Lederach, J. (1998), Building Peace: Sustainable reconciliation in divided societies, Washington, DC: The United States Institute of Peace

Assefa, H. (1993), Peace and Reconciliation as a Paradigm: A Philosophy of Peace and Its Implications on Conflict, Governance, and Economic Growth in Africa, Nairobi: Nairobi Peace Initiative.


IJR Reconciliation and Development Report (Number 1)

Report is authored by Elnari Potgieter and Mikhail Moosa (The Institute for Justice and Reconciliation). Summary written by Angela Okune.The report, “More than a space for interracial contact: Exploring the importance of the workplace for social cohesion and reconciliation in South Africa,” finds that almost three decades since the advent of democracy in South Africa, the need for transformation and the need to address inequality is still evident.
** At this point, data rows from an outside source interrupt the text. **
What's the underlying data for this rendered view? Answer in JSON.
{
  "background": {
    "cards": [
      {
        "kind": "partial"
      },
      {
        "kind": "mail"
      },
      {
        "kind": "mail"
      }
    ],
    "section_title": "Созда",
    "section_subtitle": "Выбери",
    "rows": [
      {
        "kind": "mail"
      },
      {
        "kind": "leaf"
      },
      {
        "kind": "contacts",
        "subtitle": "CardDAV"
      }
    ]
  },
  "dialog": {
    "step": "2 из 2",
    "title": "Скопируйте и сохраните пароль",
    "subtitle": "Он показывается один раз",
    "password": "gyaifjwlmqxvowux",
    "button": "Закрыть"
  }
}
Workplaces are where South Africans report having the most interaction with people from ‘other’ race groups, but this is also where they experience the most racism. The report found that more South Africans might address racist behaviour demonstrated by a colleague, rather than someone in a more authoritative position (such as a manager). They also found that some South Africans do not approve of taking instructions from a person from a race group that they find difficult to associate with, as well as relatively low levels of interpersonal trust – both in terms of trust in colleagues and people from ‘other race groups’.

Nonetheless, the report highlights that the majority of South Africans agree that the workforce should be representative in terms of race, gender and disability – showing that there is widespread support for formal equality (not necessary substantive equality). The authors also found that the majority of South Africans remain open to interactions with people from other race groups and all spaces (public and private), citing confidence and language as the main barriers to interaction. The report noted that further focus on developing greater processes within the workplace environment for the building of interpersonal trust across race groups and other intersectional identities is important for reconciliation and social cohesion processes and should receive greater focus by employers and government.